Most co-invests don't pay normal fees, frequently anchor/sponsor investors will pay zero fees and other investors will always pay reduced and frequently will not pay any. The LPA will outline the GPs co-invest policy and most investors will have maximum co-invest terms written into any sideletters.

As a point of reference, of the past 4 co-invests I have done, I have paid no fees at all on three of them and 12% carry on the last (which was highly oversubscribed due to incredibly low valuation).

thanks, that makes a lot of sense. I guess I'll count my lucky stars that we can sometimes get roughly 1 + 10.

 
Nov 25, 2011 - 12:13pm

Article on the scope of KKR's energy operations:

"The private equity firm K.K.R. has had extraordinary success investing in so-called shale plays. Starting in 2009, the firm has placed three consecutive bets on the business of extracting natural gas from shale rock formations through hydraulic fracturing technology, or fracking."

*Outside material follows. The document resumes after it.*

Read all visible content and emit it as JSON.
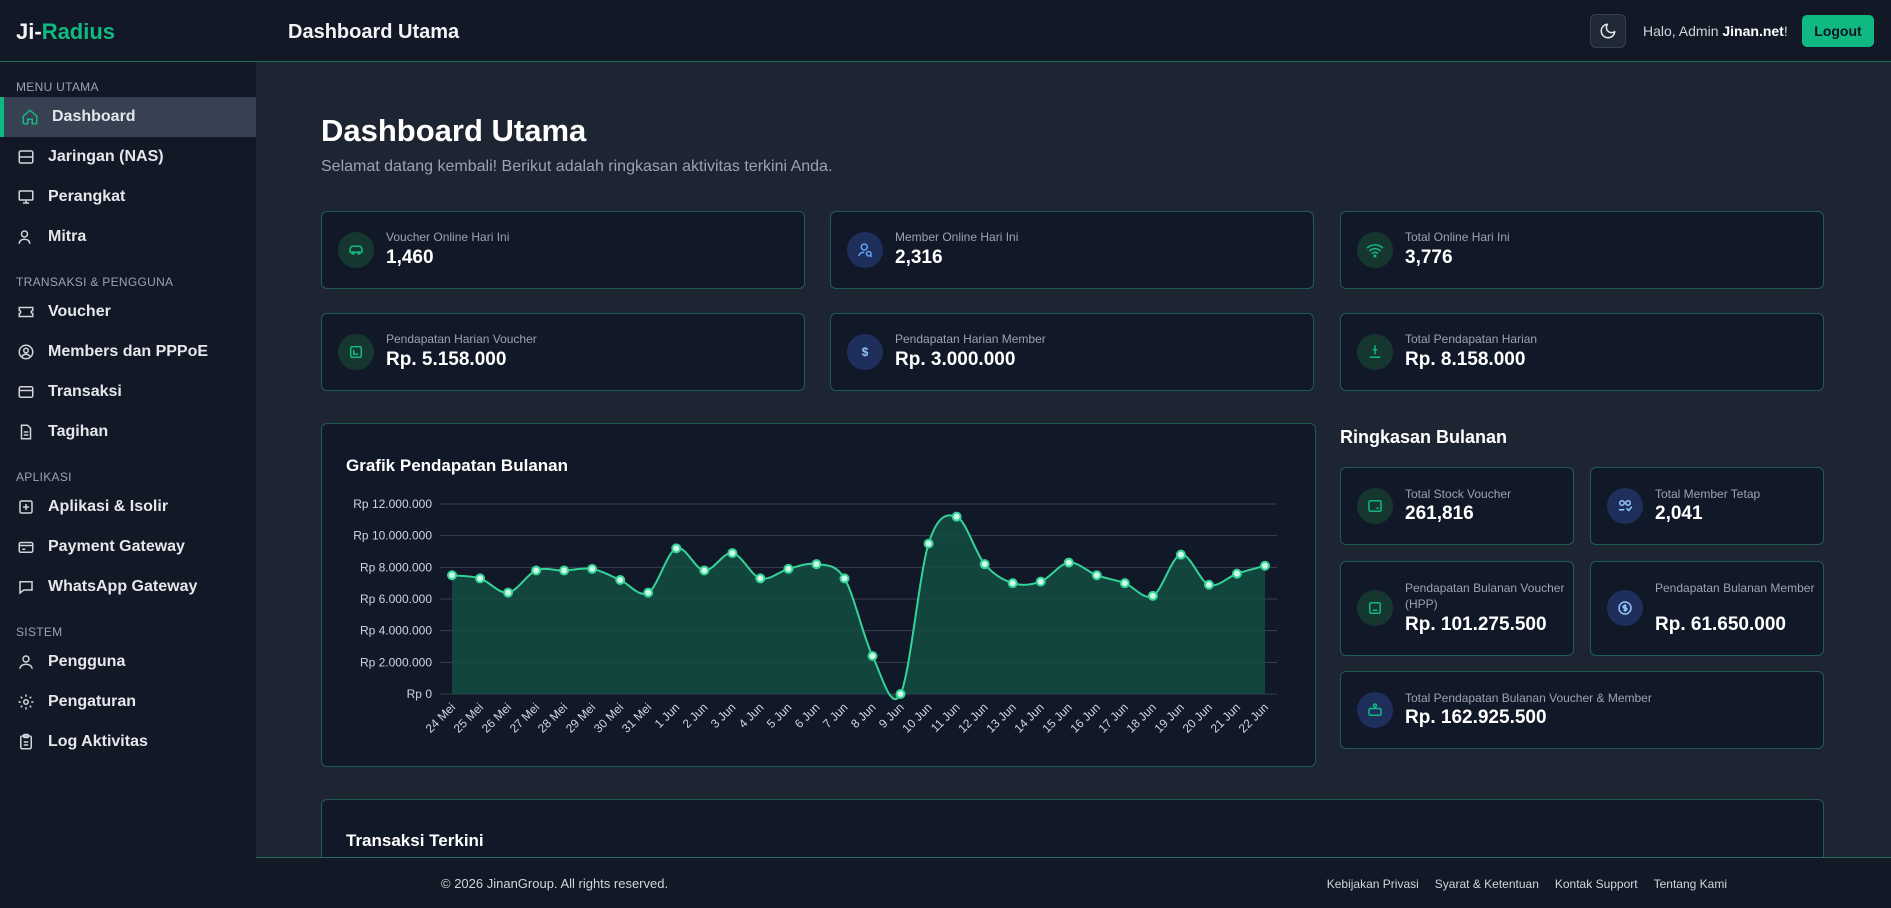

http://dealbook.nytimes.com/2011/11/25/k-k-r-s-energy-billionaires-club/

There have been many great comebacks throughout history. Jesus was dead but then came back as an all-powerful God-Zombie.
 
Nov 25, 2011 - 1:15pm

Large equity component is probably limited to the amount of debt that would fit into the borrowing base structure based on the value of the reserves. Can't buy and operate an E&P company with mostly debt like a typical LevFin deal. Also, all of the energy focused PE shops do not lever up their investments in fear of a pull back in commodity prices (esp in the E&P space, since borrowing base is revised semi-annually and tied to commodity price....you could theoretically be forced to repay a large chunk of debt in 6-mos if prices collapsed).

My all time favorite PE deal in the E&P space is Kirk Kerkorian's investment in Delta Petroleum (take a look at the historical chart and look back in the '07 days when he began investing).

 
Nov 26, 2011 - 11:19am

ChemicalBank:
Large equity component is probably limited to the amount of debt that would fit into the borrowing base structure based on the value of the reserves. Can't buy and operate an E&P company with mostly debt like a typical LevFin deal. Also, all of the energy focused PE shops do not lever up their investments in fear of a pull back in commodity prices (esp in the E&P space, since borrowing base is revised semi-annually and tied to commodity price....you could theoretically be forced to repay a large chunk of debt in 6-mos if prices collapsed).

My all time favorite PE deal in the E&P space is Kirk Kerkorian's investment in Delta Petroleum (take a look at the historical chart and look back in the '07 days when he began investing).


Yep, that theory should be applied to all cyclical businesses (not just those exposed directly to commodity markets), but if you look back a few years I think there are plenty of examples of highly leveraged deals in companies with anything but steady earnings!!!